Ich, R., habe die Inseln abgeklappert von Lampedusa und Stromboli bis nach Helgoland und Hiddensee, bis zu den Inseln vor Maines Küste und schließlich sogar bis Hawaii. Und Crockerland, obwohl es nie existiert hat. Ich kenne diese Insel bei Eisgang und Sturm wie auch an sonnigen Tagen. Auf anderen Inseln bin ich nie gewesen, obwohl es sie gibt: Capri Tahiti Bermuda Ruden die Törnstedter Oie…

Die Oie war zu meiner Törnstedter Zeit Sperrgebiet und damit auch für uns Segler unerreichbar. Als die Mauer weg und der Tag der Vereinigung festgesetzt war, wollte Ingolf, ein Törnstedter Segelfreund, mit Louise und mir Anfang Oktober 90 zu der Insel und dort die Vereinigung Deutschlands abwettern . Uns stand nicht der Sinn nach den Menschenmassen am Brandenburger Tor oder auf dem Törnstedter Markt. Wer weiß, sagte Ingolf, vielleicht singen sie national überschwänglich alle drei Strophen vom Deutschlandlied. Und wer weiß, vielleicht wird die Insel bald wieder Sperrgebiet – also jetzt oder nie. Im September segelte er mit seinem schmucken geklinkerten Holzboot Alter Pilger schon einmal zur Probe hin, allein. Als er wieder zurückwollte, packte ihn in der Hafenausfahrt eine Bö und warf das Schiff auf die Mole. Der Alte Pilger wurde gründlich zertrümmert, Ingolf suchte klitschnaß Unterschlupf in der verlassenen Wohnbaracke der Grenzer. Erst nach ein paar Tagen konnte er eine vor der Insel kreuzende Yacht auf sich aufmerksam machen, die ihn nach Törnstedt brachte.

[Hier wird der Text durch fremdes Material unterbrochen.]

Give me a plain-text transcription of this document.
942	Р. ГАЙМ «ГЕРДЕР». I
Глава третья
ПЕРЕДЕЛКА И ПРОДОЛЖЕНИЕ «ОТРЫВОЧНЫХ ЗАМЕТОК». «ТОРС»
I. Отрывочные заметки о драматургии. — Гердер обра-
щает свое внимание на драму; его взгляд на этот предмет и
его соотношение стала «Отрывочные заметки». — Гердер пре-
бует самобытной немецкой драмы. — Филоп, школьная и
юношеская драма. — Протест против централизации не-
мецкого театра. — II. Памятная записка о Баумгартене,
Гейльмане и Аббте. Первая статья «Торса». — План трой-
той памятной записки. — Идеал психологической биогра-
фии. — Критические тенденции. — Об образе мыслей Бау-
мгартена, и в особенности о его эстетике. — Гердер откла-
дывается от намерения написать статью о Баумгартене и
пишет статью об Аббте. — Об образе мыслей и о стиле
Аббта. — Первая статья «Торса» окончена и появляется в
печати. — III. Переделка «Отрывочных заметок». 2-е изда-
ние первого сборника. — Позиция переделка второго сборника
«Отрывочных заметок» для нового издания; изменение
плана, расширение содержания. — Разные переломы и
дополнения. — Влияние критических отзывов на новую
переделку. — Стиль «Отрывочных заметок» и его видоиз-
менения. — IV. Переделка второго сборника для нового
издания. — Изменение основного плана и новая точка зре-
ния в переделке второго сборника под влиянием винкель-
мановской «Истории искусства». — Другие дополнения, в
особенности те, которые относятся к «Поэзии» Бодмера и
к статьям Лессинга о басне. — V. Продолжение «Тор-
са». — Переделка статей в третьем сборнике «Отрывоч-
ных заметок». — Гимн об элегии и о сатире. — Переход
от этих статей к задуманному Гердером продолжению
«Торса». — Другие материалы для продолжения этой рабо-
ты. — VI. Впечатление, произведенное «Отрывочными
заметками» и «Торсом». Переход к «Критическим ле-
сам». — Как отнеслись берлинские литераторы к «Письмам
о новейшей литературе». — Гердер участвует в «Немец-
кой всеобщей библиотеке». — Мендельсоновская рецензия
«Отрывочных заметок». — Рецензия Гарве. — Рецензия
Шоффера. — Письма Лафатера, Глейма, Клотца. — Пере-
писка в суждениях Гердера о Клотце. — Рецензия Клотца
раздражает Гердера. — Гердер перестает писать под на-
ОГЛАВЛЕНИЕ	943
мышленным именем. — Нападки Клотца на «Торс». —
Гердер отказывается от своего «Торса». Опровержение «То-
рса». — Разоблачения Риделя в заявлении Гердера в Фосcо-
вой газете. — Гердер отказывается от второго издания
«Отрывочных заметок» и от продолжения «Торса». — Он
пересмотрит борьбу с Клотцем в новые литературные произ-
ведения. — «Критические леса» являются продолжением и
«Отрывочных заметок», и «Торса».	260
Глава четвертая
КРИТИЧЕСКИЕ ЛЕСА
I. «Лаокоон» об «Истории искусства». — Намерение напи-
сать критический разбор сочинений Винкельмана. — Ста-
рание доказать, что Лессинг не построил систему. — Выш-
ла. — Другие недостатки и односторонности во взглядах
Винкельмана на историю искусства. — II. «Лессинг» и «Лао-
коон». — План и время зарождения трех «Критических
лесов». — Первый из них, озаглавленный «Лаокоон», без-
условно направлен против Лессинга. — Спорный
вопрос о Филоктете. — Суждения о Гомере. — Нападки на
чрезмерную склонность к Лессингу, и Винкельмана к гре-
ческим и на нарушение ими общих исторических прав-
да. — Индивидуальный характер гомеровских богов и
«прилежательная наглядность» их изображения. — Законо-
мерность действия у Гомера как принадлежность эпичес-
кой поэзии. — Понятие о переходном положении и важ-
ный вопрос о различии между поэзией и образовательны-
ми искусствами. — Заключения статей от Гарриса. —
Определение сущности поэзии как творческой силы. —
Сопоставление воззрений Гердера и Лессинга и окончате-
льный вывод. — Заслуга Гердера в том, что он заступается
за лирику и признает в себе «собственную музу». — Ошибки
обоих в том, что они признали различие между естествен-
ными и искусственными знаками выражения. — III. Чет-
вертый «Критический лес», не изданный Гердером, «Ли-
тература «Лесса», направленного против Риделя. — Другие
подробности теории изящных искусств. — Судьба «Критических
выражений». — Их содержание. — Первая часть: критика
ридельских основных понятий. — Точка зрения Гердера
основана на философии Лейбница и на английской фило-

So landeten Louise und ich in jener Nacht doch noch am Brandenburger Tor, genauer gesagt Unter den Linden vor der Ungarischen Botschaft, eingekeilt in – nun ja, in ner Menge Leute. Die ersten beiden Strophen des Deutschlandliedes hat allerdings niemand gesungen. Und ich auch die dritte nicht.

Ein gesonderter Stoß von BStU-Papieren sind Erfassungsbelege für die Computereingabe zur Zentralen Personendatenbank. Grundauffassungen des R. tendieren zu Maoismus Trotzkismus Kirchenkontakte Zahlreiche Verbindungen NSA. Schwerpunkt Kaderfragen insbes. das Reisekaderbestätigungsverfahren. Bei der Beantwortung der gestellten Fragen geht er von kleinbürgerl. Positionen aus. Eine Gefahr stellt er nicht dar. Bearbeit-Erg: Einstellung OPK. Sachverhalt § 245 Teilweise Offenlegung offiziell nicht nachweisbar Ende Formblatt 464 Ende der Eintragung. Nichtzutr. str.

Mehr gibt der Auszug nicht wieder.